The official Russian TASS and RIA Novosti news agencies reported that the problem was linked to one of the control system sensors, which are made in Ukraine.

Attending the launch were the director of Russia’s Roscosmos space agency, Dmitri Rogozin, and the head of Human Exploration and Operations for NASA, William H. Gerstenmaier.

According to the flight plan, the Soyuz MS-12 will dock with the orbital platform at 0107 GMT on Friday after making four orbits of the Earth.

With Ovchinin, Hague and Koch on board, the ISS will have six crewmembers and the new trio will be welcomed by station commander Oleg Kononenko, of Russia, US astronaut Anne McClain and Canada’s David Saint-Jacques, who have been in space since December 2018.

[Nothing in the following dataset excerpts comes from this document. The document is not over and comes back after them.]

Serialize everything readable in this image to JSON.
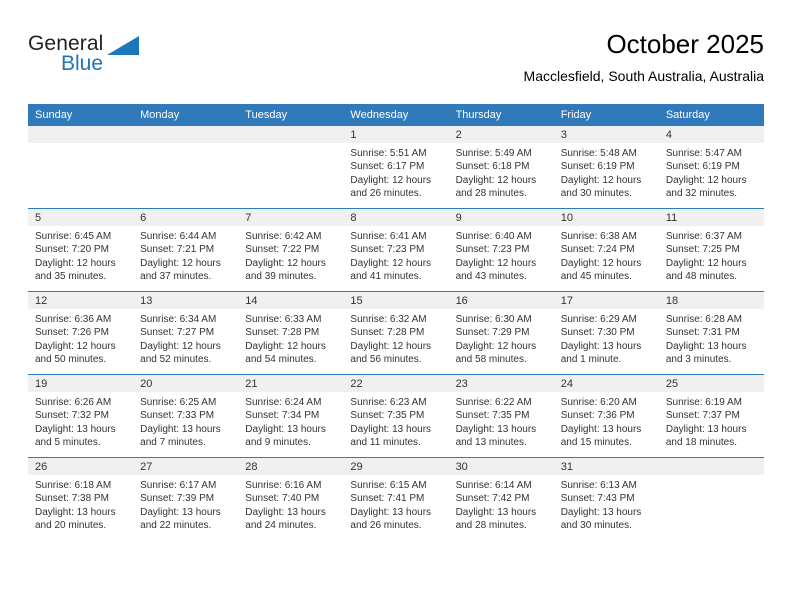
{
  "brand": {
    "name_part1": "General",
    "name_part2": "Blue",
    "accent_color": "#1c76bc"
  },
  "header": {
    "title": "October 2025",
    "subtitle": "Macclesfield, South Australia, Australia"
  },
  "theme": {
    "header_row_bg": "#3079ba",
    "daynum_band_bg": "#f0f0f0",
    "text_color": "#333333"
  },
  "weekday_headers": [
    "Sunday",
    "Monday",
    "Tuesday",
    "Wednesday",
    "Thursday",
    "Friday",
    "Saturday"
  ],
  "labels": {
    "sunrise_prefix": "Sunrise: ",
    "sunset_prefix": "Sunset: ",
    "daylight_prefix": "Daylight: "
  },
  "weeks": [
    [
      {
        "day": "",
        "empty": true
      },
      {
        "day": "",
        "empty": true
      },
      {
        "day": "",
        "empty": true
      },
      {
        "day": "1",
        "sunrise": "Sunrise: 5:51 AM",
        "sunset": "Sunset: 6:17 PM",
        "daylight_line1": "Daylight: 12 hours",
        "daylight_line2": "and 26 minutes."
      },
      {
        "day": "2",
        "sunrise": "Sunrise: 5:49 AM",
        "sunset": "Sunset: 6:18 PM",
        "daylight_line1": "Daylight: 12 hours",
        "daylight_line2": "and 28 minutes."
      },
      {
        "day": "3",
        "sunrise": "Sunrise: 5:48 AM",
        "sunset": "Sunset: 6:19 PM",
        "daylight_line1": "Daylight: 12 hours",
        "daylight_line2": "and 30 minutes."
      },
      {
        "day": "4",
        "sunrise": "Sunrise: 5:47 AM",
        "sunset": "Sunset: 6:19 PM",
        "daylight_line1": "Daylight: 12 hours",
        "daylight_line2": "and 32 minutes."
      }
    ],
    [
      {
        "day": "5",
        "sunrise": "Sunrise: 6:45 AM",
        "sunset": "Sunset: 7:20 PM",
        "daylight_line1": "Daylight: 12 hours",
        "daylight_line2": "and 35 minutes."
      },
      {
        "day": "6",
        "sunrise": "Sunrise: 6:44 AM",
        "sunset": "Sunset: 7:21 PM",
        "daylight_line1": "Daylight: 12 hours",
        "daylight_line2": "and 37 minutes."
      },
      {
        "day": "7",
        "sunrise": "Sunrise: 6:42 AM",
        "sunset": "Sunset: 7:22 PM",
        "daylight_line1": "Daylight: 12 hours",
        "daylight_line2": "and 39 minutes."
      },
      {
        "day": "8",
        "sunrise": "Sunrise: 6:41 AM",
        "sunset": "Sunset: 7:23 PM",
        "daylight_line1": "Daylight: 12 hours",
        "daylight_line2": "and 41 minutes."
      },
      {
        "day": "9",
        "sunrise": "Sunrise: 6:40 AM",
        "sunset": "Sunset: 7:23 PM",
        "daylight_line1": "Daylight: 12 hours",
        "daylight_line2": "and 43 minutes."
      },
      {
        "day": "10",
        "sunrise": "Sunrise: 6:38 AM",
        "sunset": "Sunset: 7:24 PM",
        "daylight_line1": "Daylight: 12 hours",
        "daylight_line2": "and 45 minutes."
      },
      {
        "day": "11",
        "sunrise": "Sunrise: 6:37 AM",
        "sunset": "Sunset: 7:25 PM",
        "daylight_line1": "Daylight: 12 hours",
        "daylight_line2": "and 48 minutes."
      }
    ],
    [
      {
        "day": "12",
        "sunrise": "Sunrise: 6:36 AM",
        "sunset": "Sunset: 7:26 PM",
        "daylight_line1": "Daylight: 12 hours",
        "daylight_line2": "and 50 minutes."
      },
      {
        "day": "13",
        "sunrise": "Sunrise: 6:34 AM",
        "sunset": "Sunset: 7:27 PM",
        "daylight_line1": "Daylight: 12 hours",
        "daylight_line2": "and 52 minutes."
      },
      {
        "day": "14",
        "sunrise": "Sunrise: 6:33 AM",
        "sunset": "Sunset: 7:28 PM",
        "daylight_line1": "Daylight: 12 hours",
        "daylight_line2": "and 54 minutes."
      },
      {
        "day": "15",
        "sunrise": "Sunrise: 6:32 AM",
        "sunset": "Sunset: 7:28 PM",
        "daylight_line1": "Daylight: 12 hours",
        "daylight_line2": "and 56 minutes."
      },
      {
        "day": "16",
        "sunrise": "Sunrise: 6:30 AM",
        "sunset": "Sunset: 7:29 PM",
        "daylight_line1": "Daylight: 12 hours",
        "daylight_line2": "and 58 minutes."
      },
      {
        "day": "17",
        "sunrise": "Sunrise: 6:29 AM",
        "sunset": "Sunset: 7:30 PM",
        "daylight_line1": "Daylight: 13 hours",
        "daylight_line2": "and 1 minute."
      },
      {
        "day": "18",
        "sunrise": "Sunrise: 6:28 AM",
        "sunset": "Sunset: 7:31 PM",
        "daylight_line1": "Daylight: 13 hours",
        "daylight_line2": "and 3 minutes."
      }
    ],
    [
      {
        "day": "19",
        "sunrise": "Sunrise: 6:26 AM",
        "sunset": "Sunset: 7:32 PM",
        "daylight_line1": "Daylight: 13 hours",
        "daylight_line2": "and 5 minutes."
      },
      {
        "day": "20",
        "sunrise": "Sunrise: 6:25 AM",
        "sunset": "Sunset: 7:33 PM",
        "daylight_line1": "Daylight: 13 hours",
        "daylight_line2": "and 7 minutes."
      },
      {
        "day": "21",
        "sunrise": "Sunrise: 6:24 AM",
        "sunset": "Sunset: 7:34 PM",
        "daylight_line1": "Daylight: 13 hours",
        "daylight_line2": "and 9 minutes."
      },
      {
        "day": "22",
        "sunrise": "Sunrise: 6:23 AM",
        "sunset": "Sunset: 7:35 PM",
        "daylight_line1": "Daylight: 13 hours",
        "daylight_line2": "and 11 minutes."
      },
      {
        "day": "23",
        "sunrise": "Sunrise: 6:22 AM",
        "sunset": "Sunset: 7:35 PM",
        "daylight_line1": "Daylight: 13 hours",
        "daylight_line2": "and 13 minutes."
      },
      {
        "day": "24",
        "sunrise": "Sunrise: 6:20 AM",
        "sunset": "Sunset: 7:36 PM",
        "daylight_line1": "Daylight: 13 hours",
        "daylight_line2": "and 15 minutes."
      },
      {
        "day": "25",
        "sunrise": "Sunrise: 6:19 AM",
        "sunset": "Sunset: 7:37 PM",
        "daylight_line1": "Daylight: 13 hours",
        "daylight_line2": "and 18 minutes."
      }
    ],
    [
      {
        "day": "26",
        "sunrise": "Sunrise: 6:18 AM",
        "sunset": "Sunset: 7:38 PM",
        "daylight_line1": "Daylight: 13 hours",
        "daylight_line2": "and 20 minutes."
      },
      {
        "day": "27",
        "sunrise": "Sunrise: 6:17 AM",
        "sunset": "Sunset: 7:39 PM",
        "daylight_line1": "Daylight: 13 hours",
        "daylight_line2": "and 22 minutes."
      },
      {
        "day": "28",
        "sunrise": "Sunrise: 6:16 AM",
        "sunset": "Sunset: 7:40 PM",
        "daylight_line1": "Daylight: 13 hours",
        "daylight_line2": "and 24 minutes."
      },
      {
        "day": "29",
        "sunrise": "Sunrise: 6:15 AM",
        "sunset": "Sunset: 7:41 PM",
        "daylight_line1": "Daylight: 13 hours",
        "daylight_line2": "and 26 minutes."
      },
      {
        "day": "30",
        "sunrise": "Sunrise: 6:14 AM",
        "sunset": "Sunset: 7:42 PM",
        "daylight_line1": "Daylight: 13 hours",
        "daylight_line2": "and 28 minutes."
      },
      {
        "day": "31",
        "sunrise": "Sunrise: 6:13 AM",
        "sunset": "Sunset: 7:43 PM",
        "daylight_line1": "Daylight: 13 hours",
        "daylight_line2": "and 30 minutes."
      },
      {
        "day": "",
        "empty": true
      }
    ]
  ]
}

The new crewmembers will spend 204 days on board the orbiting station, during which they will make several spacewalks and conduct numerous scientific experiments in biology, biotechnology, physics and earth sciences aboard the zero-gravity laboratory.

On the eve of the flight, Koch announced that she is scheduled to make a spacewalk with McClain, a milestone of sorts being the first extravehicular activity to be undertaken by two women.

The ISS, with its estimated cost of more than $150 billion, is a project being participated in by 16 nations. It consists of 14 permanently interlocked modules and orbits the Earth at a speed of more than 27,000 kph (almost 17,000 mph).